Un virus responsable de la surmortalité des huîtres ?
Selon les chercheurs de l’Ifremer, la surmortalité dont sont victimes les huîtres juvéniles serait certainement due à un virus. Bien connu des scientifiques, cet agent pathogène aurait bénéficié, en cet été 2008, de conditions environnementales favorables.

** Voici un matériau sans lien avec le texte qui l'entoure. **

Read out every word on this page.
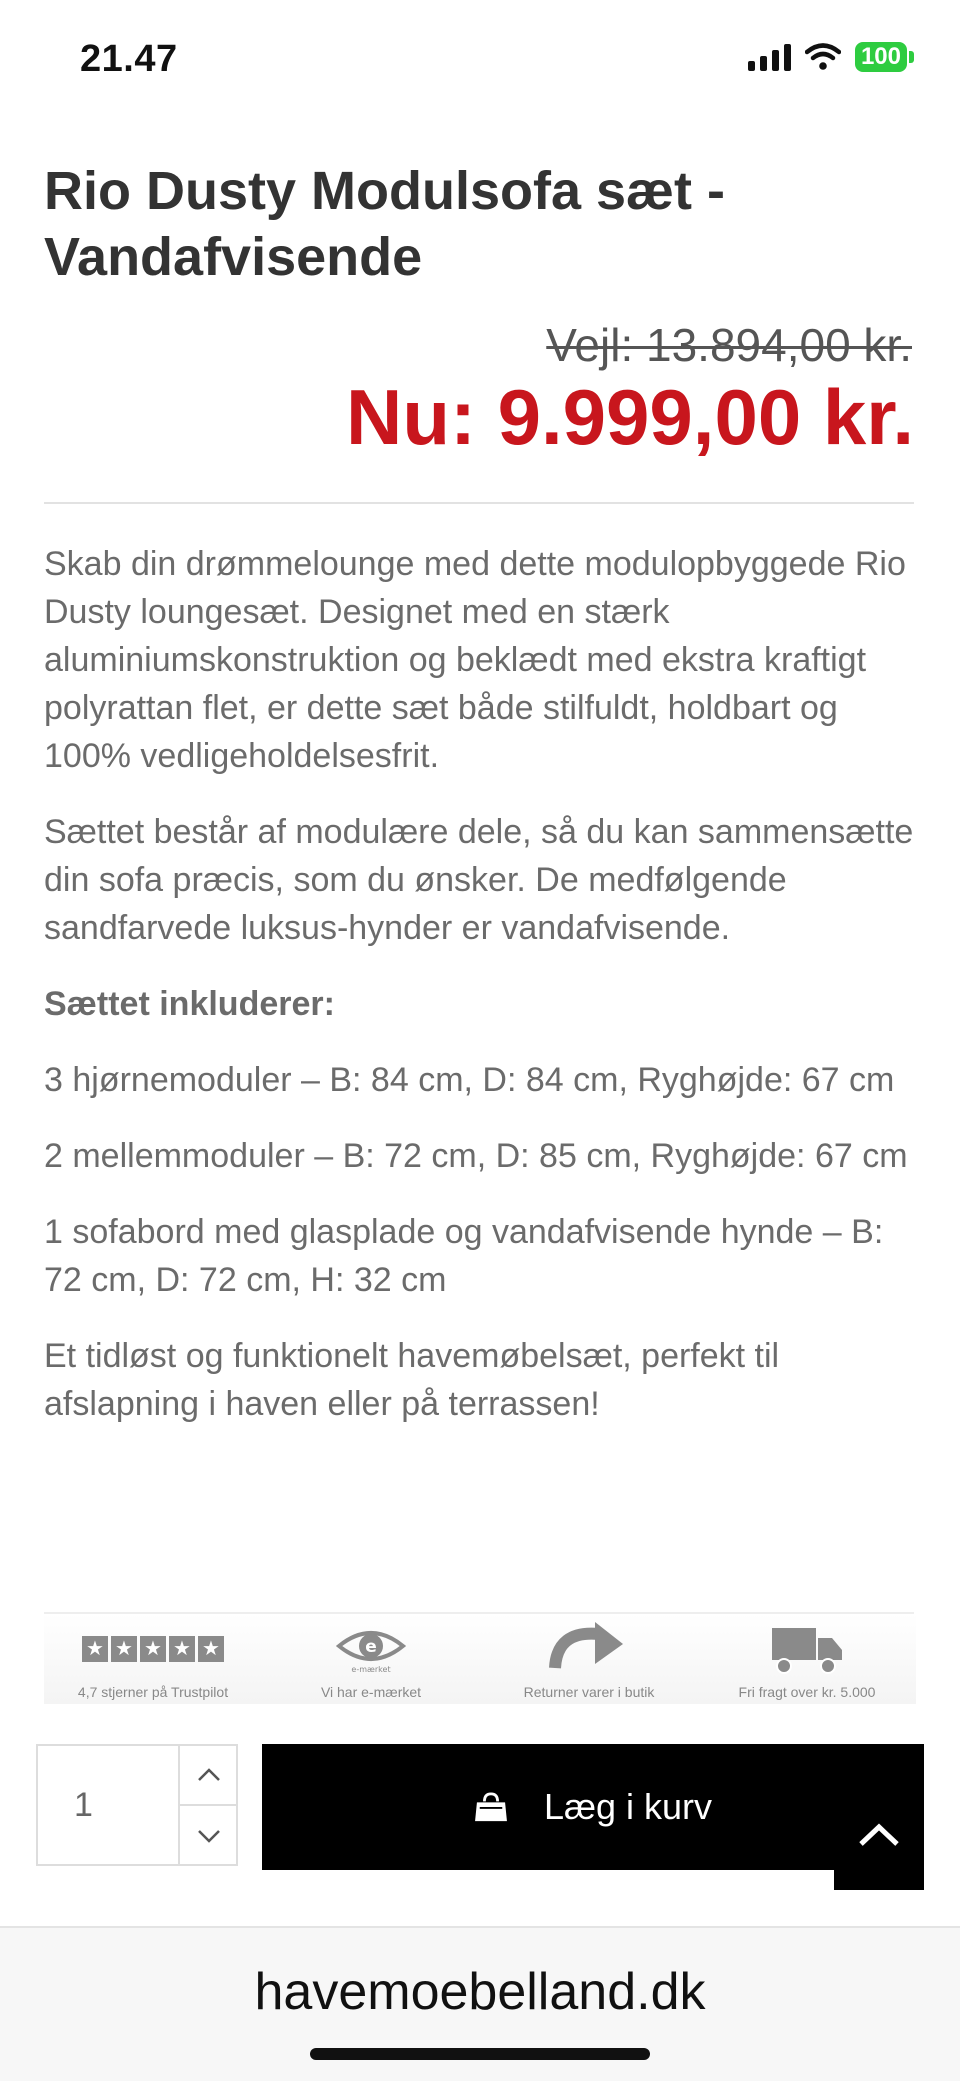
21.47	100
Rio Dusty Modulsofa sæt - Vandafvisende
Vejl: 13.894,00 kr.
Nu: 9.999,00 kr.

Skab din drømmelounge med dette modulopbyggede Rio Dusty loungesæt. Designet med en stærk aluminiumskonstruktion og beklædt med ekstra kraftigt polyrattan flet, er dette sæt både stilfuldt, holdbart og 100% vedligeholdelsesfrit.

Sættet består af modulære dele, så du kan sammensætte din sofa præcis, som du ønsker. De medfølgende sandfarvede luksus-hynder er vandafvisende.

Sættet inkluderer:

3 hjørnemoduler – B: 84 cm, D: 84 cm, Ryghøjde: 67 cm

2 mellemmoduler – B: 72 cm, D: 85 cm, Ryghøjde: 67 cm

1 sofabord med glasplade og vandafvisende hynde – B: 72 cm, D: 72 cm, H: 32 cm

Et tidløst og funktionelt havemøbelsæt, perfekt til afslapning i haven eller på terrassen!

★ ★ ★ ★ ★
4,7 stjerner på Trustpilot
e
e-mærket
Vi har e-mærket	Returner varer i butik	Fri fragt over kr. 5.000
1	Læg i kurv
havemoebelland.dk
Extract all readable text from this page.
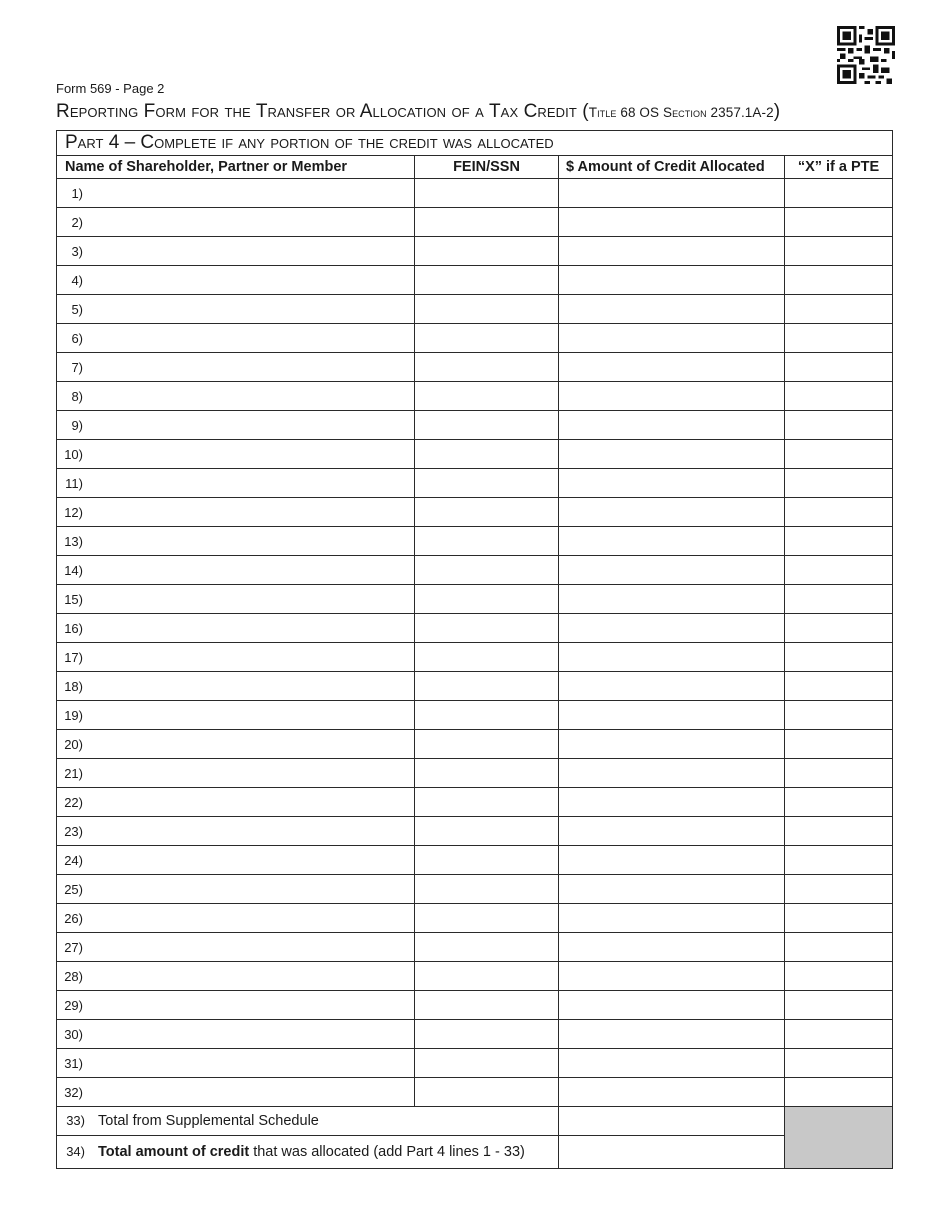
Form 569 - Page 2
Reporting Form for the Transfer or Allocation of a Tax Credit (Title 68 OS Section 2357.1A-2)
Part 4 – Complete if any portion of the credit was allocated			
Name of Shareholder, Partner or Member	FEIN/SSN	$ Amount of Credit Allocated	“X” if a PTE
1)			
2)			
3)			
4)			
5)			
6)			
7)			
8)			
9)			
10)			
11)			
12)			
13)			
14)			
15)			
16)			
17)			
18)			
19)			
20)			
21)			
22)			
23)			
24)			
25)			
26)			
27)			
28)			
29)			
30)			
31)			
32)			
33) Total from Supplemental Schedule			
34) Total amount of credit that was allocated (add Part 4 lines 1 - 33)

L’Ostreid Herpes Virus 1 (OsHV-1) a été mis en évidence chez diverses espèces de Bivalves, provoquant à chaque fois des mortalités anormales [1]. Selon Tristan Renault, chercheur au centre Ifremer de La Tremblade (Charentes-Maritimes), ce virus serait responsable des records de mortalité enregistrés ces dernières semaines (40 à 100% selon les zones). Les conditions climatiques - un hiver doux et un printemps pluvieux - ont permis le développement des micro-algues, dont se nourrissent les huîtres. Cette nourriture abondante a entraîné une croissance rapide et une maturation précoce du coquillage, le laissant paradoxalement plus fragile face aux agents pathogènes : « Cette maturation n’est pas forcément un élément positif pour l’animal car il utilise alors beaucoup d’énergie pour développer ses produits génitaux et en utilise beaucoup moins pour se défendre », explique le chercheur.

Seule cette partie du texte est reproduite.